Вызванный по его просьбе Коля Гаврыш, смазливый худенький блондин,
— Вызывали, Сергей Михайлович? — робко спросил он, протискиваясь в дверь.
Саблин издалека показал ему титульный лист акта.
— Узнаете?
— Ну да, — растерянно кивнул Гаврыш, заметно приободряясь.
— И на основании чего вы пришли к выводу, что причиной смерти является закрытая черепно-мозговая травма? — менторским тоном начал Сергей.
Коля принялся торопливо излагать все то, что Саблин уже прочел в акте: про субдуральное и субарахноидальное кровоизлияние, про ушиб вещества головного мозга, про странгуляционные борозды на миндалинах мозжечка… Сергей не стал дослушивать до конца.
— Николай Александрович, вероятно, я ослеп или отупел за время отпуска, но в вашем акте я не увидел ни одного указания на признаки ушиба вещества головного мозга. Вы их не видели глазами во время вскрытия, и их не нашли гистологи, когда смотрели в микроскоп. Может, у вас какой-то новый прибор завелся, который умеет видеть то, что недоступно ни человеческому глазу, ни электронному микроскопу? Так поделитесь с нами, не жадничайте.
Коля смотрел на него с обидой и недоумением.
— Но нас учили, что наличие субдурального и субарахноидального кровоизлияния уже само по себе может свидетельствовать об ушибе головного мозга. Кровоизлияния-то были, вот я и решил…

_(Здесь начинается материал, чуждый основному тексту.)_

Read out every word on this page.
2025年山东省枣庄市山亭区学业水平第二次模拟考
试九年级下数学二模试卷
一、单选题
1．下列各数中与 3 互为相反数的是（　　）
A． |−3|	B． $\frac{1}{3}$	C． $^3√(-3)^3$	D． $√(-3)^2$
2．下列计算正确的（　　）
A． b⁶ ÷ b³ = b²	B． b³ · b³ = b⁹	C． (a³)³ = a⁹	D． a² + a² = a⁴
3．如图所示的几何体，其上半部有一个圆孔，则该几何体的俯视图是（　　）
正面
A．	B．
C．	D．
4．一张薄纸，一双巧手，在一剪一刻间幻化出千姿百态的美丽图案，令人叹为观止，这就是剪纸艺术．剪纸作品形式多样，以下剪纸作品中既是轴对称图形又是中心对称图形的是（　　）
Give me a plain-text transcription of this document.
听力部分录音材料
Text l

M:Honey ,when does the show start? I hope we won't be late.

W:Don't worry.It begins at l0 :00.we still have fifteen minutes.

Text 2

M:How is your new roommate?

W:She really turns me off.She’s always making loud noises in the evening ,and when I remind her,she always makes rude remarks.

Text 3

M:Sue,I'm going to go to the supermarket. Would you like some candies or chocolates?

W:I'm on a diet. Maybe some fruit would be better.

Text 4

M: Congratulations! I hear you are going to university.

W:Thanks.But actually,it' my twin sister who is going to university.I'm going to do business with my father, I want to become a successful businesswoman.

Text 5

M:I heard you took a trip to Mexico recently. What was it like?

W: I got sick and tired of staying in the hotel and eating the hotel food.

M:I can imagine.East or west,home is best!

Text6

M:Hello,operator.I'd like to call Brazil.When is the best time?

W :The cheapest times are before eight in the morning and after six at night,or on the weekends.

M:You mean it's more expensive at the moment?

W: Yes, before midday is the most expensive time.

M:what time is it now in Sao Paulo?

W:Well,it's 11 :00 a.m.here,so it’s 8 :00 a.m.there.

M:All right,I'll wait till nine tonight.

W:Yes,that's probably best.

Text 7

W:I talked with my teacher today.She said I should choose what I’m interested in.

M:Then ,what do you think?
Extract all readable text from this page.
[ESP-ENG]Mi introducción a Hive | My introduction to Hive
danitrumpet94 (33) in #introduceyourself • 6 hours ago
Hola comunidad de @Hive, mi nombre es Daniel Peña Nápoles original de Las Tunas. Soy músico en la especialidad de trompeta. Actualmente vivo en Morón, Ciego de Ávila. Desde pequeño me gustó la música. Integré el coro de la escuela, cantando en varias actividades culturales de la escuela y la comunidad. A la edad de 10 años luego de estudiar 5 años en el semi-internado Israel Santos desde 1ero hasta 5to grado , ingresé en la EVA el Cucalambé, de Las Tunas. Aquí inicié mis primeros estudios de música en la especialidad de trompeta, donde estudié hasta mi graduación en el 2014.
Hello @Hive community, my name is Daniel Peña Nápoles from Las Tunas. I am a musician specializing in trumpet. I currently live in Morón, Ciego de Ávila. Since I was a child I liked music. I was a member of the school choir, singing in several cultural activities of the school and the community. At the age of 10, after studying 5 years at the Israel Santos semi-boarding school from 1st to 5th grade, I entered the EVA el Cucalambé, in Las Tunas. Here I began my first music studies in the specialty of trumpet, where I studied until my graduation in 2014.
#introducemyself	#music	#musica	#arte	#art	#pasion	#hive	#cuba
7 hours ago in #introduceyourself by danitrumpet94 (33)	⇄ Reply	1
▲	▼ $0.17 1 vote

— Николай Александрович, — устало проговорил Сергей, — вас учили так, как учат клиницистов, которые не могут залезть в мозг и посмотреть, что там на самом деле, поэтому ориентируются на симптомы и клиническое течение. А вы — судебно-медицинский эксперт, проводящий вскрытие, вы исследуете открытый мозг и имеете все возможности посмотреть глазами, что там и как. И если вы не находите кровоизлияний в коре, то не имеете никаких оснований делать вывод об ушибе мозга.
— Ну, хорошо, — не сдавался Гаврыш, — а что надо было ставить причиной смерти при таких обстоятельствах? Два брата подрались, один врезал другому, тот и помер. Все же понятно.
Саблин открыл было рот, чтобы выдать очередную гневно-саркастическую тираду, когда звякнул спикерфон.
— Сергей Михайлович, — раздался голос Светланы, — к вам Лев Станиславович очень просится, ему буквально на одну секундочку, срочно нужна ваша подпись. Можно ему зайти или пусть придет попозже?
И тут же в памяти возник голос биолога Таскона, который, прикрыв глаза, с блаженной улыбкой на лице, нараспев цитировал известного судебного медика девятнадцатого века Армфельда. И цитата эта пришлась бы сейчас как нельзя более кстати.
— Пригласите Льва Станиславовича, — велел он.
Таскон вкатился в кабинет на коротеньких кривых ножках и с виноватым видом.
— Простите, ради бога, Сергей Михайлович, но у нас такая ситуация…
Сергей глянул в протянутый документ и согласно кивнул: ситуация действительно «горящая», а без его подписи действовать дальше невозможно. Он поставил под документом размашистый росчерк и снова нажал кнопку спикерфона:
— Света, заберите документ, пусть отвезут, куда следует.